Perhaps one of the most trafficked trails in the Black Hills is the George S. Mickelson Trail, or the Mickelson Trail. Walking, running, biking, skiing, snowshoeing, and hiking enthusiasts have come from all over the United States to take part in events on the Mickelson Trail. A couple of the popular events include The Big Mick and the Mickelson Trail Marathon, both unforgettable events.
What is the history of the Mickelson Trail?
The Mickelson trail was developed from an old railroad branch line that last ran in 1983, The Burlington Northern train line. With the help of governor George S. Mickelson, the trail was completed in September of 1998. The 109 mile trail passes through both National Forrest and private land and stretches from Edgemont, SD to Deadwood, SD. Rumors are continuously floating around about extensions to the Mickelson and branches are already able to be seen at several locations.
The Mickelson Trail has been documented as an easy to moderate trail with the surface being made up of mostly crushed limestone and gravel. Any outdoor adventurer is sure to find their enjoyment at some point along the trail. One of the unique qualities seen on the Mickelson are its aspects of the old railroad, adapted for modern day use. There are four tunnels and over one hundred bridges that are located throughout the trail and they assist the Mickelson in keeping its genuine old time feel.

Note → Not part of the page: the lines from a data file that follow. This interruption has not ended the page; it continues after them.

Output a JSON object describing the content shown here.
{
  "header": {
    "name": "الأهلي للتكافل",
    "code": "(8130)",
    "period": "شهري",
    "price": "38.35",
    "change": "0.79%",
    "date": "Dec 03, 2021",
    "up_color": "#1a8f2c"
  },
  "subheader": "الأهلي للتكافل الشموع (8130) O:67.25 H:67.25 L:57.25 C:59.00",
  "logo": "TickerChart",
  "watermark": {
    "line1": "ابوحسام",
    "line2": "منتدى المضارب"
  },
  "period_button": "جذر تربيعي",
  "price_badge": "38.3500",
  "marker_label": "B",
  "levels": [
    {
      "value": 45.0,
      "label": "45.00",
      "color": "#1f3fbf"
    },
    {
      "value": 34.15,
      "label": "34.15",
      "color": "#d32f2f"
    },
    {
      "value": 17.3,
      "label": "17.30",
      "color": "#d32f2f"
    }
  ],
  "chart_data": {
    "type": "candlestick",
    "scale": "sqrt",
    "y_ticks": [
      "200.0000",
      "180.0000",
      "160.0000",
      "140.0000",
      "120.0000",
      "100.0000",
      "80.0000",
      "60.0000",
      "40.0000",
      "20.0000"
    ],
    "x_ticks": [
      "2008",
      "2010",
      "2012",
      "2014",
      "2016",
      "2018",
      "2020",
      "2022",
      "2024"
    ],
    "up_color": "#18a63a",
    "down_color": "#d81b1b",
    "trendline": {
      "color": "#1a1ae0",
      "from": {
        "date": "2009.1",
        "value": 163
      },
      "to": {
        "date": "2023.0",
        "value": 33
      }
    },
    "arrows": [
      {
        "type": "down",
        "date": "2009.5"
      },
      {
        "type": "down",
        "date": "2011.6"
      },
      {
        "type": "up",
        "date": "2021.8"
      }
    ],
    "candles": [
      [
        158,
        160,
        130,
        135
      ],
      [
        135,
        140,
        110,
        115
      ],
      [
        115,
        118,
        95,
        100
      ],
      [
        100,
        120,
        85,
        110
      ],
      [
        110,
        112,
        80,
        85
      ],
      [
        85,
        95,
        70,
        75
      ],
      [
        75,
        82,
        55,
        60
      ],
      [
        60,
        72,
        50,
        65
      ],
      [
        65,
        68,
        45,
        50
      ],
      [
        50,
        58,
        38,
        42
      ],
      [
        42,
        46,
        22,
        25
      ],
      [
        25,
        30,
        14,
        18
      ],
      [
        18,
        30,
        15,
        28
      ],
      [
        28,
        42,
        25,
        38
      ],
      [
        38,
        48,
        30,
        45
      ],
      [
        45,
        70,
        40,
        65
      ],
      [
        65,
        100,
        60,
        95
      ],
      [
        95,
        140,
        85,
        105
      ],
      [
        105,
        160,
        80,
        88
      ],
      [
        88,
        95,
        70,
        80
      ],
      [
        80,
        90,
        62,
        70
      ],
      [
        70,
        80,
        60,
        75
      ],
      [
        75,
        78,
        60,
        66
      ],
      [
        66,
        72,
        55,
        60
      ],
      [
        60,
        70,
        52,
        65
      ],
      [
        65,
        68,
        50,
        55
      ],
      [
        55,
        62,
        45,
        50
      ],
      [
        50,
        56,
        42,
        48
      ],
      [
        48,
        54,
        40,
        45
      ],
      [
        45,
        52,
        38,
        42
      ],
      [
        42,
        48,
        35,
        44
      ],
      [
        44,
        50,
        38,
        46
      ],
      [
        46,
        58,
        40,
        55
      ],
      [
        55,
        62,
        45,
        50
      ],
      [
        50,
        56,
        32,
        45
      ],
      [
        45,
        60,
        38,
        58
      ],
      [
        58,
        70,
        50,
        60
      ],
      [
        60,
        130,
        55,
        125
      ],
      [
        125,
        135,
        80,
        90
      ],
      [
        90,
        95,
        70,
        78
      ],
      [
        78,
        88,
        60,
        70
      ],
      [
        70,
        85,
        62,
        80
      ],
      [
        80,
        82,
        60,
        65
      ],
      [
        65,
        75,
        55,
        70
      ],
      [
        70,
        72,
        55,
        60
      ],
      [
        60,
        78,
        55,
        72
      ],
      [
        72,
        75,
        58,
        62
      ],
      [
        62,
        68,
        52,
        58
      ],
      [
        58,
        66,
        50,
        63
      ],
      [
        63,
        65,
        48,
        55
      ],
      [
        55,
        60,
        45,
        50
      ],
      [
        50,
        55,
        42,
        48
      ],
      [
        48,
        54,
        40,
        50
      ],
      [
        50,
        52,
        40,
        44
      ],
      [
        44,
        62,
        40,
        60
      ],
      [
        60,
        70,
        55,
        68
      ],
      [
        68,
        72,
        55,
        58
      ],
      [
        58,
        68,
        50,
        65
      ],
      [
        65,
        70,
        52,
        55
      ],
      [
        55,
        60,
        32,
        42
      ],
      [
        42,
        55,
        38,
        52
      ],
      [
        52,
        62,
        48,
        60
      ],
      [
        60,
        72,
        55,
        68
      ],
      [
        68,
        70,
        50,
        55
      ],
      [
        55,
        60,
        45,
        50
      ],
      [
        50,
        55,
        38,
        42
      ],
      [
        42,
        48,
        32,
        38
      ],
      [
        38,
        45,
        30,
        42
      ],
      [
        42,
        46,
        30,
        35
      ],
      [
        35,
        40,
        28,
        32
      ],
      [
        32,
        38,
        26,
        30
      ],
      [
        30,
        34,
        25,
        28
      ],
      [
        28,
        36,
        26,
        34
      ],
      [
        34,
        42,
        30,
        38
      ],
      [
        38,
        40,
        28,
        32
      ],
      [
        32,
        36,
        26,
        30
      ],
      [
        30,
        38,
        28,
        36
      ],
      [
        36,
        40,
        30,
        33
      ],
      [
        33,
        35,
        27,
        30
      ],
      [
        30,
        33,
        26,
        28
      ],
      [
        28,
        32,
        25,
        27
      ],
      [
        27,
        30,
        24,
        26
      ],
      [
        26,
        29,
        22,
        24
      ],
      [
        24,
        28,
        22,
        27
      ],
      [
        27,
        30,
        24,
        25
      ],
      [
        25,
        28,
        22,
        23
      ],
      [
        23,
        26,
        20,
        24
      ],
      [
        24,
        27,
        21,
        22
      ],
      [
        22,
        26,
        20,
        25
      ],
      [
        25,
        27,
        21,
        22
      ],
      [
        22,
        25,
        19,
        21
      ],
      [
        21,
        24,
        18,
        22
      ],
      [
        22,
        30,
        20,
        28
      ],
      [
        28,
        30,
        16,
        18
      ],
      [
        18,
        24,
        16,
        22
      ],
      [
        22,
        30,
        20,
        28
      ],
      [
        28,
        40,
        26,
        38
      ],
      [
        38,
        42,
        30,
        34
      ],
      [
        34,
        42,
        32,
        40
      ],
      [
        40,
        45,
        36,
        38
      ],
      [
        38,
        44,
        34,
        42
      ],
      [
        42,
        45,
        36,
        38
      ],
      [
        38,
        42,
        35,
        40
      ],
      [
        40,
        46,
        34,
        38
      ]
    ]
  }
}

Today, the Mickelson Trail is open year round. There are fifteen trailheads located throughout the Black Hills. At the various trailheads you may find parking areas, tables, shelters, drinking water, and/or bathrooms depending on what trailhead you are located at. Also located at the trailheads are the self serve trail pass station as there is a fee to be on the Mickelson Trail, $3 per person or $15 annually.